First Care Med Facts™….Hydration, What’s the Big Deal?
We have all heard the sermon on drinking more water. Most experts recommend between 8 and 12 eight-ounce glasses of water a day. That’s a LOT of water! How is that even feasible? For most of us, we struggle with that goal, knowing we fall short each and every day. The good news is that we now know we can get some of that water requirement from other beverages and up to 20% from our foods. But that doesn’t diminish the benefits of constantly flushing out our kidneys and bladder for long term health.
What’s the big deal, anyway? What really happens to us when we get dehydrated? The obvious answer is that our kidneys don’t function well: toxins and waste back up in our bodies, making us feel generally sluggish. A telltale sign is dark urine. But there are some less obvious effects of dehydration. For one, our brains don’t work properly, making us groggy. Also, we lose muscle tone and become constipated. Dehydration causes our bodies to become confused into thinking we’re hungry, so we are likely to eat more. The fat stored in our bodies don’t get used up or metabolized. Dehydration could cause trouble regulating our body temperature, making us feel overheated or cold. Lastly, dehydration causes dry, itchy and saggy skin. All of these are symptoms that are easily avoided by simply drinking more water! None of us want to hear it, but it’s a reminder we all need.
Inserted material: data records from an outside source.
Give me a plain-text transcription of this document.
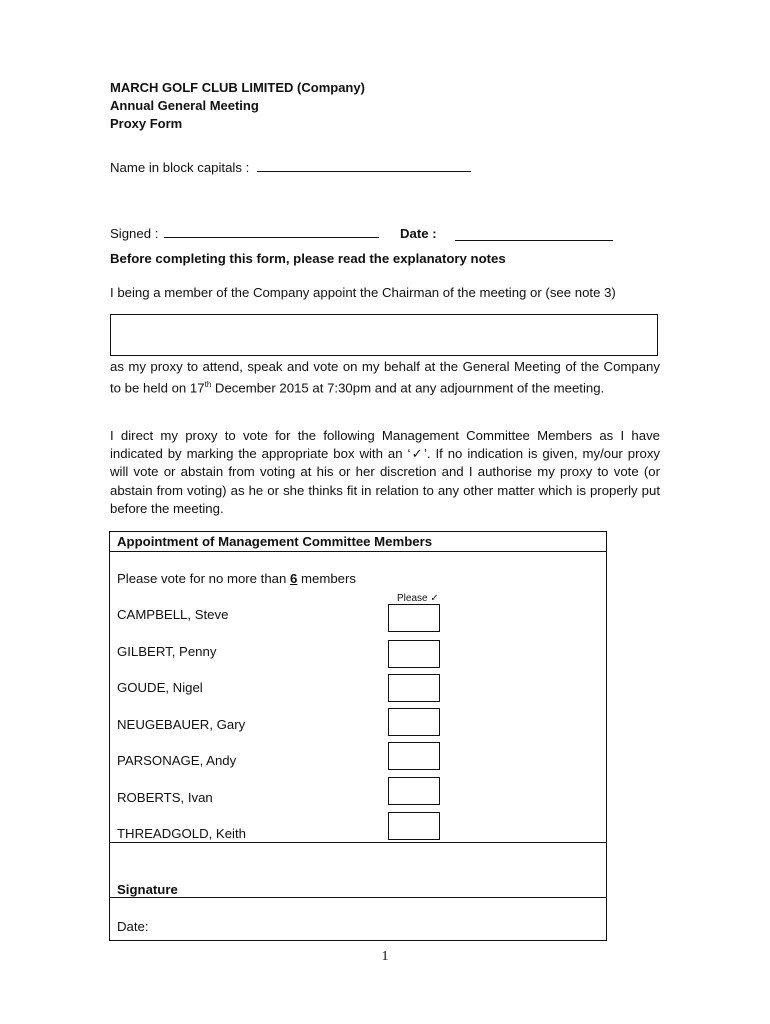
MARCH GOLF CLUB LIMITED (Company)
Annual General Meeting
Proxy Form
Name in block capitals :
Signed :	Date :
Before completing this form, please read the explanatory notes
I being a member of the Company appoint the Chairman of the meeting or (see note 3)
as my proxy to attend, speak and vote on my behalf at the General Meeting of the Company to be held on 17th December 2015 at 7:30pm and at any adjournment of the meeting.
I direct my proxy to vote for the following Management Committee Members as I have indicated by marking the appropriate box with an ‘✓’. If no indication is given, my/our proxy will vote or abstain from voting at his or her discretion and I authorise my proxy to vote (or abstain from voting) as he or she thinks fit in relation to any other matter which is properly put before the meeting.
Appointment of Management Committee Members
Please vote for no more than 6 members
Please ✓
CAMPBELL, Steve
GILBERT, Penny
GOUDE, Nigel
NEUGEBAUER, Gary
PARSONAGE, Andy
ROBERTS, Ivan
THREADGOLD, Keith
Signature
Date:
1
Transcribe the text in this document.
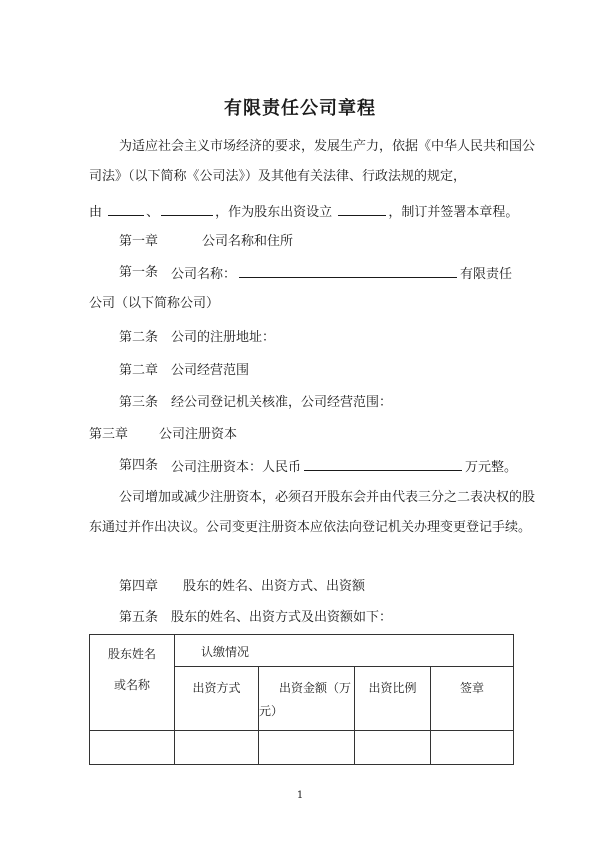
有限责任公司章程
为适应社会主义市场经济的要求，发展生产力，依据《中华人民共和国公
司法》（以下简称《公司法》）及其他有关法律、行政法规的规定，
由	、	，作为股东出资设立	，制订并签署本章程。
第一章	公司名称和住所
第一条 公司名称：	有限责任
公司（以下简称公司）
第二条 公司的注册地址：
第二章 公司经营范围
第三条 经公司登记机关核准，公司经营范围：
第三章 公司注册资本
第四条 公司注册资本：人民币	万元整。
公司增加或减少注册资本，必须召开股东会并由代表三分之二表决权的股
东通过并作出决议。公司变更注册资本应依法向登记机关办理变更登记手续。
第四章 股东的姓名、出资方式、出资额
第五条 股东的姓名、出资方式及出资额如下：
股东姓名
或名称	认缴情况			

	出资方式	出资金额（万
元）	出资比例	签章

1
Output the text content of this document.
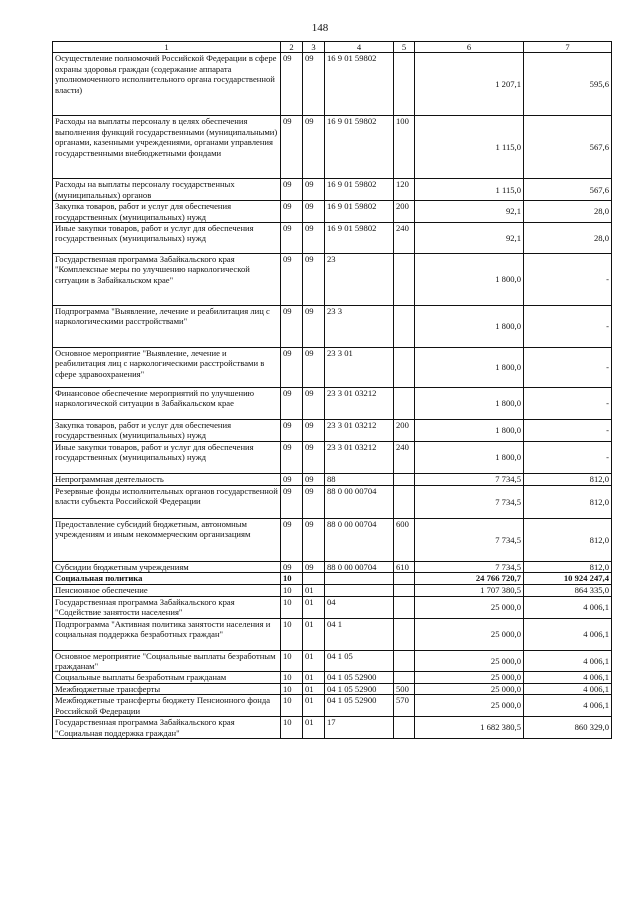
148
1	2	3	4	5	6	7
Осуществление полномочий Российской Федерации в сфере охраны здоровья граждан (содержание аппарата уполномоченного исполнительного органа государственной власти)	09	09	16 9 01 59802		1 207,1	595,6
Расходы на выплаты персоналу в целях обеспечения выполнения функций государственными (муниципальными) органами, казенными учреждениями, органами управления государственными внебюджетными фондами	09	09	16 9 01 59802	100	1 115,0	567,6
Расходы на выплаты персоналу государственных (муниципальных) органов	09	09	16 9 01 59802	120	1 115,0	567,6
Закупка товаров, работ и услуг для обеспечения государственных (муниципальных) нужд	09	09	16 9 01 59802	200	92,1	28,0
Иные закупки товаров, работ и услуг для обеспечения государственных (муниципальных) нужд	09	09	16 9 01 59802	240	92,1	28,0
Государственная программа Забайкальского края "Комплексные меры по улучшению наркологической ситуации в Забайкальском крае"	09	09	23		1 800,0	-
Подпрограмма "Выявление, лечение и реабилитация лиц с наркологическими расстройствами"	09	09	23 3		1 800,0	-
Основное мероприятие "Выявление, лечение и реабилитация лиц с наркологическими расстройствами в сфере здравоохранения"	09	09	23 3 01		1 800,0	-
Финансовое обеспечение мероприятий по улучшению наркологической ситуации в Забайкальском крае	09	09	23 3 01 03212		1 800,0	-
Закупка товаров, работ и услуг для обеспечения государственных (муниципальных) нужд	09	09	23 3 01 03212	200	1 800,0	-
Иные закупки товаров, работ и услуг для обеспечения государственных (муниципальных) нужд	09	09	23 3 01 03212	240	1 800,0	-
Непрограммная деятельность	09	09	88		7 734,5	812,0
Резервные фонды исполнительных органов государственной власти субъекта Российской Федерации	09	09	88 0 00 00704		7 734,5	812,0
Предоставление субсидий бюджетным, автономным учреждениям и иным некоммерческим организациям	09	09	88 0 00 00704	600	7 734,5	812,0
Субсидии бюджетным учреждениям	09	09	88 0 00 00704	610	7 734,5	812,0
Социальная политика	10				24 766 720,7	10 924 247,4
Пенсионное обеспечение	10	01			1 707 380,5	864 335,0
Государственная программа Забайкальского края "Содействие занятости населения"	10	01	04		25 000,0	4 006,1
Подпрограмма "Активная политика занятости населения и социальная поддержка безработных граждан"	10	01	04 1		25 000,0	4 006,1
Основное мероприятие "Социальные выплаты безработным гражданам"	10	01	04 1 05		25 000,0	4 006,1
Социальные выплаты безработным гражданам	10	01	04 1 05 52900		25 000,0	4 006,1
Межбюджетные трансферты	10	01	04 1 05 52900	500	25 000,0	4 006,1
Межбюджетные трансферты бюджету Пенсионного фонда Российской Федерации	10	01	04 1 05 52900	570	25 000,0	4 006,1
Государственная программа Забайкальского края "Социальная поддержка граждан"	10	01	17		1 682 380,5	860 329,0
In fact, if the 8 to 12 glass recommendation weren’t enough, many physicians recommend EVEN MORE
water when we are exercising or when the weather is hot! We also need additional water if we are on a high fiber diet or are taking a fiber supplement. Fiber actually uses up lots of water. If you are trying to lose weight, you need to drink more water. Sometimes we worry that if we drink too much water we’ll getbloated. This really isn’t true…..our body will only store as much water as it needs; then eliminate the rest. Dry air (such as high altitudes, or that found in airplanes) requires additional hydration as well. When we are suffering from an acute illness like a cold or a bladder infection we need to think about hydrating. Fevers, vomiting, diarrhea all cause us to lose or use up large amounts of water, which needs to be replaced.
Let’s try harder to stay hydrated!! Check out these tips for a more hydrated 2012!
Tips for staying hydrated:
- Keep a bottle of water with you during the day. Consider carrying a reusable water bottle and filling it up at home or work rather than purchasing bottled water, which is expensive and creates plastic bottle waste.
- If plain water doesn’t interest you, try adding a slice of lemon or lime to your drink.
- If you will be exercising, make sure you drink water before, during and after your workout.
- Start and end your day with a glass of water.
- When you’re feeling hungry, drink water. Drinking water may also contribute to a healthy weight loss plan, as some research suggests drinking water will help you feel full.
- Drink on a schedule if you have trouble remembering to drink water. For example, drink water when you wake up; at breakfast, lunch and dinner; or drink a small glass of water at the top of each hour.